Question

for stat students,

model ( linear regression, multiple regression,factorial experiments,liner model)

for each statistical method , why is the underlying statistical model important ? more than 4 reasons.

please explain in clear way , i will discuss that with my class . Thx

Answer 1

The underlying statistical model (linear regression, multiple regression,factorial experiments,liner model) is generally a combination of inferences that is based on collected data and the population understanding; used to predict information in an idealized form.

This means that a statistical model can be in the form of an equation or a visual representation of information/data based on research that's already been collected. Notice that the definition mentions the words 'idealized form'. This means that there are always exceptions to the rules.

The purpose of the underlying statistical model for the above mentioned techniques is Prediction and Explanation..
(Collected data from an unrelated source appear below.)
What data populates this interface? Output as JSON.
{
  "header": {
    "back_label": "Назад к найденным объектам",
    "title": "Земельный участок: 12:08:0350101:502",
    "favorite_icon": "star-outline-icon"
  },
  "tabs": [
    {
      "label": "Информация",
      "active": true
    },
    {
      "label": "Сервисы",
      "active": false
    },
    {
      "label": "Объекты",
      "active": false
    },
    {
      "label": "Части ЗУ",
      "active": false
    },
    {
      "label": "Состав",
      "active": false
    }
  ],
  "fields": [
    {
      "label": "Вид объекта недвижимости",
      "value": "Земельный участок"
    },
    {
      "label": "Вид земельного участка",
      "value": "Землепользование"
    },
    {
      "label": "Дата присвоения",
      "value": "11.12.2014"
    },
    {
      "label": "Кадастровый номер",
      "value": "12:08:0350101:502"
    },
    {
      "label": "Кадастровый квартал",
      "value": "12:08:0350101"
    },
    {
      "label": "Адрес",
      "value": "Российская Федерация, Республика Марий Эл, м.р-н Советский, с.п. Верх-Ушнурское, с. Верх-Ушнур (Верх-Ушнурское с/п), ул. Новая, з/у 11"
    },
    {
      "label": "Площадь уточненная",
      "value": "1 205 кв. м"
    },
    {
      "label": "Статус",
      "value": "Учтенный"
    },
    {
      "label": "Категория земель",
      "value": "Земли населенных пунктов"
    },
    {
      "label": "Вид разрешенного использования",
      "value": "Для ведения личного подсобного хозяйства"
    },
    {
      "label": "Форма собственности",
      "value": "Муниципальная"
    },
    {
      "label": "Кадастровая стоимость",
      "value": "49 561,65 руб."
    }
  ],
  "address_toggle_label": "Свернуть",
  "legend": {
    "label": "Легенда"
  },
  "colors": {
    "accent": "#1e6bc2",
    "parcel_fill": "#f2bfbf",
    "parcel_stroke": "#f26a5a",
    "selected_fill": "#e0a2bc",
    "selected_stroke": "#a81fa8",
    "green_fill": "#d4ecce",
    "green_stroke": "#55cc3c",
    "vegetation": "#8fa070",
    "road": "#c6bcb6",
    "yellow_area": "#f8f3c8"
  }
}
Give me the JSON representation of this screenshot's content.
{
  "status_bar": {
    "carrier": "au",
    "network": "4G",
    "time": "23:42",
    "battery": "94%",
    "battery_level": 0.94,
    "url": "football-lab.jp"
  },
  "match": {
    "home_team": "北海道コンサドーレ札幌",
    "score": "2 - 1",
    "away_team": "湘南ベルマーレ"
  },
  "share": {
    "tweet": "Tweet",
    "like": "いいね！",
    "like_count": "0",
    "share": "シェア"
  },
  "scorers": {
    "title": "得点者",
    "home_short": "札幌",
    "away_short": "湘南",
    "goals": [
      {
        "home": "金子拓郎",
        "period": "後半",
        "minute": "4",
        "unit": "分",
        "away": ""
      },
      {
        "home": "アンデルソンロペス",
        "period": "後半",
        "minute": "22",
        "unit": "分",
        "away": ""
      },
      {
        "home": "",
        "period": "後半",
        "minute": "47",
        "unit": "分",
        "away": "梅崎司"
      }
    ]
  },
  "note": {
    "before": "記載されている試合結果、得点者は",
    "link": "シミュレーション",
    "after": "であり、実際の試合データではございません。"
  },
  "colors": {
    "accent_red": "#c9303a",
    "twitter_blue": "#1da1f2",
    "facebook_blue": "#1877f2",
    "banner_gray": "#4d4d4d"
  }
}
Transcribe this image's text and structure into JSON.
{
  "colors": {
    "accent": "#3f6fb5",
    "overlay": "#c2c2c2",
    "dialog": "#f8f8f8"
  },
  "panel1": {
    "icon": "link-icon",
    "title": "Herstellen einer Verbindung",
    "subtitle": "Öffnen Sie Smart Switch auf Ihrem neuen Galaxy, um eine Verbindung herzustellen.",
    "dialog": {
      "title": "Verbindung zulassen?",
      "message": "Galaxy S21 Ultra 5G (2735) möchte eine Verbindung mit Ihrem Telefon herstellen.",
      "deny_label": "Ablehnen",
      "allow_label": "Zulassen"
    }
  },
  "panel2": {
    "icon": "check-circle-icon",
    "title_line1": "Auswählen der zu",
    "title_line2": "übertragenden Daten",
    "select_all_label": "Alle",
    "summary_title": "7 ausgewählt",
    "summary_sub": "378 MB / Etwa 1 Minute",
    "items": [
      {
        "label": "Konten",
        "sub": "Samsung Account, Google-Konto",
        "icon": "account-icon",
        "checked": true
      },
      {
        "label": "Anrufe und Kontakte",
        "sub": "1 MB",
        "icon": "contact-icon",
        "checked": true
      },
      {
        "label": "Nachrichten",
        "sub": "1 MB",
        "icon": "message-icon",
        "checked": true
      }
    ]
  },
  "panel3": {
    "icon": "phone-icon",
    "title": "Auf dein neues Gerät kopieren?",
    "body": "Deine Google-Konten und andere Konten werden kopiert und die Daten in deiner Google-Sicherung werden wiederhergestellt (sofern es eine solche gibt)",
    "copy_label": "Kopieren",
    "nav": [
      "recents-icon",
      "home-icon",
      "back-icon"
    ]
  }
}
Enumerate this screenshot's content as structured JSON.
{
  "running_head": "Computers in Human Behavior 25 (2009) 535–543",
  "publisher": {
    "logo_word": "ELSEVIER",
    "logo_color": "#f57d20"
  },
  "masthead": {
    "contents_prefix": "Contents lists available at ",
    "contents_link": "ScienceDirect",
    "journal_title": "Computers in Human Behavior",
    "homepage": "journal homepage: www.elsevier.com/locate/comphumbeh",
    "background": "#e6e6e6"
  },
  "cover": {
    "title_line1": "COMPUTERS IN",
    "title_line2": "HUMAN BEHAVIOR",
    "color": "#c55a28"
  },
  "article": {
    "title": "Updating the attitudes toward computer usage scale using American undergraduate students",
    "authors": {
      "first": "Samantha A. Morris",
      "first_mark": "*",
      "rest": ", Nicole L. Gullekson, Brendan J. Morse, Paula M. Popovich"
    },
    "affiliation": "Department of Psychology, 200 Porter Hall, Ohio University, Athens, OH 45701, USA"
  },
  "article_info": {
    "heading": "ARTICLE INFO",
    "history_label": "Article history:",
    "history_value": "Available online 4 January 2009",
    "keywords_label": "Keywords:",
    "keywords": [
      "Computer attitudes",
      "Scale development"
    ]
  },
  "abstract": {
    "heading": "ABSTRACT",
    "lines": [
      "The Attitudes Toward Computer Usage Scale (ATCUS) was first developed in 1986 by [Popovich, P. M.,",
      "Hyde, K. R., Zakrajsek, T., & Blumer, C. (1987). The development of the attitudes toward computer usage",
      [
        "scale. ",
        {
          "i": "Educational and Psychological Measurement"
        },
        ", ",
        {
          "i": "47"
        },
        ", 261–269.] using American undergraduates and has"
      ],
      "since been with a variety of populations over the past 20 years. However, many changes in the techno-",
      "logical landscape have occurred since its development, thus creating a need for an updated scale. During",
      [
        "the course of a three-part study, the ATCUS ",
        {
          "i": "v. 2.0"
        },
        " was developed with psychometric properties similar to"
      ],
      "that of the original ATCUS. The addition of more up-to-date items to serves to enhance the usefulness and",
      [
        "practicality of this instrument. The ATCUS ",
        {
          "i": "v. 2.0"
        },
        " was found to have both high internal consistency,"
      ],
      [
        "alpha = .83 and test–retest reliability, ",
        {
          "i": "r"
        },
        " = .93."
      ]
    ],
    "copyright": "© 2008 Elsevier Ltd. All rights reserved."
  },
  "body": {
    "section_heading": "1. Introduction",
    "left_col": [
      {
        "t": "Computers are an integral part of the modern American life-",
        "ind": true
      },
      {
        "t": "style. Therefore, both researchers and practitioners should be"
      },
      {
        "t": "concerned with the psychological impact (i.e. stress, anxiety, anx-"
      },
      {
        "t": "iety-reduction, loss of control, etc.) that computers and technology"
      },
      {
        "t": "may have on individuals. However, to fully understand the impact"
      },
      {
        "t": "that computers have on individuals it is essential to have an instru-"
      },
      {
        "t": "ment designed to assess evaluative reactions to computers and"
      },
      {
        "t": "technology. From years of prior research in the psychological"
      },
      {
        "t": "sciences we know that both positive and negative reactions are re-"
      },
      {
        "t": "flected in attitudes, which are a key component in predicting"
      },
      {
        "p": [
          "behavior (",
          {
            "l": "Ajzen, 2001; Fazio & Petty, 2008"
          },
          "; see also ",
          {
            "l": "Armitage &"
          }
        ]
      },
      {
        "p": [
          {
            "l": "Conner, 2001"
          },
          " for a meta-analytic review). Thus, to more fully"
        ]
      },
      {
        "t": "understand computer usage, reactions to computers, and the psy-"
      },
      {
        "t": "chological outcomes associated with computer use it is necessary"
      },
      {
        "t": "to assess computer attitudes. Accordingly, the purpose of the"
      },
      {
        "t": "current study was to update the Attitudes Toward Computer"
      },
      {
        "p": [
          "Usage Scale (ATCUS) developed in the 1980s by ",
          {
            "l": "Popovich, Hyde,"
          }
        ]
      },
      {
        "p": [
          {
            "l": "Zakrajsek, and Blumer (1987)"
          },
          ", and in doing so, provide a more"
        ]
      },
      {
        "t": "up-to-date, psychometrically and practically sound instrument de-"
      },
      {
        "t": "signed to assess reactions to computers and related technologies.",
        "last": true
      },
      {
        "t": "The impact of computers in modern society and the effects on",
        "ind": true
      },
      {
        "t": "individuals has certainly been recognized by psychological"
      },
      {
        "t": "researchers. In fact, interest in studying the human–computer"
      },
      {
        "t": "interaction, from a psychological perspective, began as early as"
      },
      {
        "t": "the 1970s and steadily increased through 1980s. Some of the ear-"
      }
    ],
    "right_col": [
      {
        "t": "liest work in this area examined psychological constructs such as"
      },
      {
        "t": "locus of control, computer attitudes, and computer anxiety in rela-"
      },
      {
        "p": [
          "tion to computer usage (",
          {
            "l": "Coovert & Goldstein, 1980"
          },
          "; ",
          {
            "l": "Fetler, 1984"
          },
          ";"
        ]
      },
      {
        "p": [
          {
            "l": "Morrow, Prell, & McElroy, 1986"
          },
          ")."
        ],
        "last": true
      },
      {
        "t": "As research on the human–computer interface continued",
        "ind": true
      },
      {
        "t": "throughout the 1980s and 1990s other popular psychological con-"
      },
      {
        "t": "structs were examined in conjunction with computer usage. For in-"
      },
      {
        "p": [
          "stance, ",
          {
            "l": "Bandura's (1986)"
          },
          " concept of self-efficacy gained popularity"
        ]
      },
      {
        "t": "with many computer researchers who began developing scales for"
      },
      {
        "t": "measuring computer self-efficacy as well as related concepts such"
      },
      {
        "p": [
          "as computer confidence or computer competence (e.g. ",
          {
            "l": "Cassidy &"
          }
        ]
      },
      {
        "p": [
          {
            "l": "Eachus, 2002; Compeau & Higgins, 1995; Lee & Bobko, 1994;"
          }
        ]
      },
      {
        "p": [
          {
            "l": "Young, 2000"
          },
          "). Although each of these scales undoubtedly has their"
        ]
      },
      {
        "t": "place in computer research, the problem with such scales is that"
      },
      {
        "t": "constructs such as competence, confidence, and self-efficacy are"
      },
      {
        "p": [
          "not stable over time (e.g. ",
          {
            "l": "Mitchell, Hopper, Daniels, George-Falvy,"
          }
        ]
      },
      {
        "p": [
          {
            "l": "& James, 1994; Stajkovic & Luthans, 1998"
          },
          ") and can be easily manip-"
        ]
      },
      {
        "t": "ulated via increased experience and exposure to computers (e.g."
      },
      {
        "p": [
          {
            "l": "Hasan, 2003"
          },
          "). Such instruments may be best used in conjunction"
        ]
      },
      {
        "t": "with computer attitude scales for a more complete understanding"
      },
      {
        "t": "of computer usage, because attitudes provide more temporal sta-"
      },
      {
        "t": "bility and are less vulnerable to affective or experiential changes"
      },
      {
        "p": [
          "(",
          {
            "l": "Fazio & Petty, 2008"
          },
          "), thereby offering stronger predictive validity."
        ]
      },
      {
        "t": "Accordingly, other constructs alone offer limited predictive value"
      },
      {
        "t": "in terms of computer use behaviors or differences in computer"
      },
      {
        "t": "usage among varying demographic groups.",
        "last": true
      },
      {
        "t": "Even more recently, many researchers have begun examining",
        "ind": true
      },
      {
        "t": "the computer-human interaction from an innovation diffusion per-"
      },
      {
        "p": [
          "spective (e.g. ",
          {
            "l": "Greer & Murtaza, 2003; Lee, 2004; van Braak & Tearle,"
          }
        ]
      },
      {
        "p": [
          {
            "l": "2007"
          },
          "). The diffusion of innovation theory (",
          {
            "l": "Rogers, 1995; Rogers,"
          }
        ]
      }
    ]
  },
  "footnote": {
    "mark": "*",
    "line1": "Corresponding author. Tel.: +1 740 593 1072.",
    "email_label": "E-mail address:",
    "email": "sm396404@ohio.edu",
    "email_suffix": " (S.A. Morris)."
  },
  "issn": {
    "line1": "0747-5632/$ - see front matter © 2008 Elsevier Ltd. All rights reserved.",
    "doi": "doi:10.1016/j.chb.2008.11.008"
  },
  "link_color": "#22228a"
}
1. Prediction: What is the output for a set of input data? How a minor change in a particular type of input data may effect on the output information..

2. Explanation: How do the variable relate to each other or the other variables? How strong is the relationship between the variables? How much of the variation in the dependent variable is explained by the underlying statistical model?

Here is a list to help consolidate your understanding of what the underlying statistical model (linear regression, multiple regression,factorial experiments,liner mode) is:

• Statistical model is an approach in statistical data analysis that helps the user to discover something about a phenomenon that is assumed to exist. This approach helps explain the variability found in the data set.
• Modelling is a unifying strategy which brings together estimation and hypothesis tests under the same umbrella. Estimation is the process of generalizing the findings from one study to a target population. Hypothesis tests help in determining how complicated the statistical model needs to be.
• A modelling approach constructs a summary model that display current knowledge. The models are then 'fitted' to the data.
• All commonly used statistical procedures can be put into a general modelling framework.

This is of the form:

Data = Pattern + Residual

where variation in the observed data can be split into two components: the Pattern – systematic or 'explained' variation – and the Residual – leftover or 'unexplained' variation.